Suriye’de 30 profesör araştırma yapıyor.

Besmele ile kesilen hayvanla, besmele çekilmeden kesilen hayvan üzerinde.

Sonuç:

1- Besmelesiz kesilenin et dokularında pıhtılaşmış kan ve çoğalmaya müsait bakteri ve mikroplar tespit edilmiştir.

2- Besmele ile kesilmeyen hayvanın eti koyu renkte ve çabuk bozulma özelliği tespit edilmiştir. (2/6/2003) (Yeni Asya)

Mucizeye bakın.

Kur’an: “Üzerine Allah’ın adı anılmadan kesilen hayvanın etini yemeyiniz.” (Enam: 121) diyor.
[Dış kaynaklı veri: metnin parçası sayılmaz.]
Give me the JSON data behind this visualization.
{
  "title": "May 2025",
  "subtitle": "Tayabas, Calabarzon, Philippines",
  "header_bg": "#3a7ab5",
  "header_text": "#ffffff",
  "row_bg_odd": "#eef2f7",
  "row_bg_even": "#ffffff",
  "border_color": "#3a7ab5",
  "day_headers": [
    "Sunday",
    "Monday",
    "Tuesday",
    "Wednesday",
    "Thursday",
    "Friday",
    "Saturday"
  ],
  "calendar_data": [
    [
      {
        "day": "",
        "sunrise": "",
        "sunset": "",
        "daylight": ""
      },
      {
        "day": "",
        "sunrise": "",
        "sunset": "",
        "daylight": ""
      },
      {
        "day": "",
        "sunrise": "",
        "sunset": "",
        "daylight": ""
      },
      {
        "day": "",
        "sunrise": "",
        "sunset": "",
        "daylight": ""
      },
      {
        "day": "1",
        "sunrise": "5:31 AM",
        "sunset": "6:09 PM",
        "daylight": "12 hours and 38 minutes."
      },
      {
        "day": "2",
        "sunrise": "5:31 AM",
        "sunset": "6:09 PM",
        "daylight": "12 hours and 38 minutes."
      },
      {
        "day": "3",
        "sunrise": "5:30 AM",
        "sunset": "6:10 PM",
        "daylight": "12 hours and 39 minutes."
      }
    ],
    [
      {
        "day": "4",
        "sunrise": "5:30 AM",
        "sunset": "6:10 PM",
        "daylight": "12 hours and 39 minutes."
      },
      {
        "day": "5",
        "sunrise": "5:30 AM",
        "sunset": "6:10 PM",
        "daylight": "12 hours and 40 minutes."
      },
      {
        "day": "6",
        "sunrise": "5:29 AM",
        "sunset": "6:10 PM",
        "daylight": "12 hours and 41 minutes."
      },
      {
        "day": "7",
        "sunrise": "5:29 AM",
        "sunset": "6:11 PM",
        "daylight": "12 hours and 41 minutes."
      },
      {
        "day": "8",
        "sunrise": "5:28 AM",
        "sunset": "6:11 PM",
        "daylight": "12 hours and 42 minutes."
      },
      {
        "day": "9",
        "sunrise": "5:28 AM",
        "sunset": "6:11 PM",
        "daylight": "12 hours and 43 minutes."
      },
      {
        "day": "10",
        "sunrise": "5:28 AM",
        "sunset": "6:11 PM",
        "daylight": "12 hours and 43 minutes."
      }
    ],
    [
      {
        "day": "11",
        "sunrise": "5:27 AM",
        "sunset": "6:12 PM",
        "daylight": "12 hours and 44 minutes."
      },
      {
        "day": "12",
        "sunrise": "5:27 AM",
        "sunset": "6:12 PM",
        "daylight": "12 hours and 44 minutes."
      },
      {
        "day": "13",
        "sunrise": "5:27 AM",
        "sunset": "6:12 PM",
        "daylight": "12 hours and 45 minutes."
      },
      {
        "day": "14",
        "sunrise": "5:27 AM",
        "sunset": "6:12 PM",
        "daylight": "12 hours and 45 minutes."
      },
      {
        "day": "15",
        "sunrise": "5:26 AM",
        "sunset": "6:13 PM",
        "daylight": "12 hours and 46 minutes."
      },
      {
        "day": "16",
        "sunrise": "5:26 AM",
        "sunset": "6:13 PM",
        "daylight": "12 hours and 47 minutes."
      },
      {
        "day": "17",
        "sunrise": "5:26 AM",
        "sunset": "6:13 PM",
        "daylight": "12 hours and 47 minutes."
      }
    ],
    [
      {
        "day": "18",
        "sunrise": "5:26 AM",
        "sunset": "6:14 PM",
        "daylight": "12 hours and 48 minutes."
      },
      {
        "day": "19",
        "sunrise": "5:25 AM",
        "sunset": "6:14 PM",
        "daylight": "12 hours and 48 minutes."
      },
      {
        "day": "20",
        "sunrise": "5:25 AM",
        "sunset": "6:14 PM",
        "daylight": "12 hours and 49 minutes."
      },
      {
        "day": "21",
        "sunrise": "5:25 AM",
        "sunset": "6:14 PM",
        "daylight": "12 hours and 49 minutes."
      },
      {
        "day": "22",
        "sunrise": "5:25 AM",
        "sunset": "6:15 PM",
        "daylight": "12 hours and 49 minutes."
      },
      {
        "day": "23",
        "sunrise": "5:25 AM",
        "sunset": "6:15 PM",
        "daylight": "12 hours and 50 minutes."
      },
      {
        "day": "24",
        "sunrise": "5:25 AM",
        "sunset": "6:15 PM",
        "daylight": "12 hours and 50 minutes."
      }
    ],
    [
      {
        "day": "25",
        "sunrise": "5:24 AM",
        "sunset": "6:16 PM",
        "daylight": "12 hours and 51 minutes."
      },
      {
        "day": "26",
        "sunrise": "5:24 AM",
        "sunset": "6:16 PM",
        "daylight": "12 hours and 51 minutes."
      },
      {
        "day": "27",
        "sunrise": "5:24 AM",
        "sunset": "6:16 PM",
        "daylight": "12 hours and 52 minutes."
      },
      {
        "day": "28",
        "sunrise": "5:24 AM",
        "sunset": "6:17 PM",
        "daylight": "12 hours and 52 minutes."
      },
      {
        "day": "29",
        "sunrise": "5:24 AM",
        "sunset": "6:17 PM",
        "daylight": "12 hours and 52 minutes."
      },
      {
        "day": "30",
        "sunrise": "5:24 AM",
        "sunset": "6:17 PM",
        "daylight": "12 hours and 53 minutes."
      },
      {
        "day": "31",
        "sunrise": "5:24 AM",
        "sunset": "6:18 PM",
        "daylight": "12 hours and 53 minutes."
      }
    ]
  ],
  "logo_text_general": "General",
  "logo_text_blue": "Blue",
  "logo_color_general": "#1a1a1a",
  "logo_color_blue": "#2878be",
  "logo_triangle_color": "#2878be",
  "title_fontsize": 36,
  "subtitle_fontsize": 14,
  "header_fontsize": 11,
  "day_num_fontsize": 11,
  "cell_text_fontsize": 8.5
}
Ve bir ayette de:

- “Üzerine besmele çekilen hayvandan yiyin.” (Enam: 118) diye emrediyor.

İlk öğretilecek şeylerden biri de dilin terbiyesidir, dilin eğitimidir. Güzel konuşma eğitimidir.

Çocuğun ilk öğrenme yolu takliddir. Taklit ederek öğrenmeye çalışır. Doğrusu, kendi kendine başarması, şuurlu yapmasıdır. Taklide belirli ölçülerde müsaade edilmelidir.

Örnekler iyi sunulmalı, iyi şeyler öğrenmesi sağlanmalıdır.

Yedi yaşından sonra taklide müsaade edilmemelidir. Kişilik, ve kimliğinin gelişmesi sağlanmalıdır.

Terbiyede en etkili yol, örnek olmaktır. Peygamberimiz: “Söyleme yap” demiştir.

Çocuğun iyi olmasını istemek, iyi olmasını hayal etmek, iyi olması için yeterli değildir. Çocuğunun iyi olmasını isteyen, önce kendisi iyi olmalı ve örnek olmalıdır. Çünkü; çocuk ailede şekillenir, şahsiyetini, kimliğini ailede bulur. Onun için çocuğunu düzeltmek isteyen önce kendisi düzelmelidir. Eğer ana baba çocuğunda bir hata görüyorsa, onun kaynağını kendinde aramalıdır. Çocuğunda görmek istemediği şeyi asla ana baba hayatında yer vermemelidir. Yalan söyleyen çocuğun niçin yalan söylediğini ana baba araştırırsa, kaynağı kendinde bulacaktır.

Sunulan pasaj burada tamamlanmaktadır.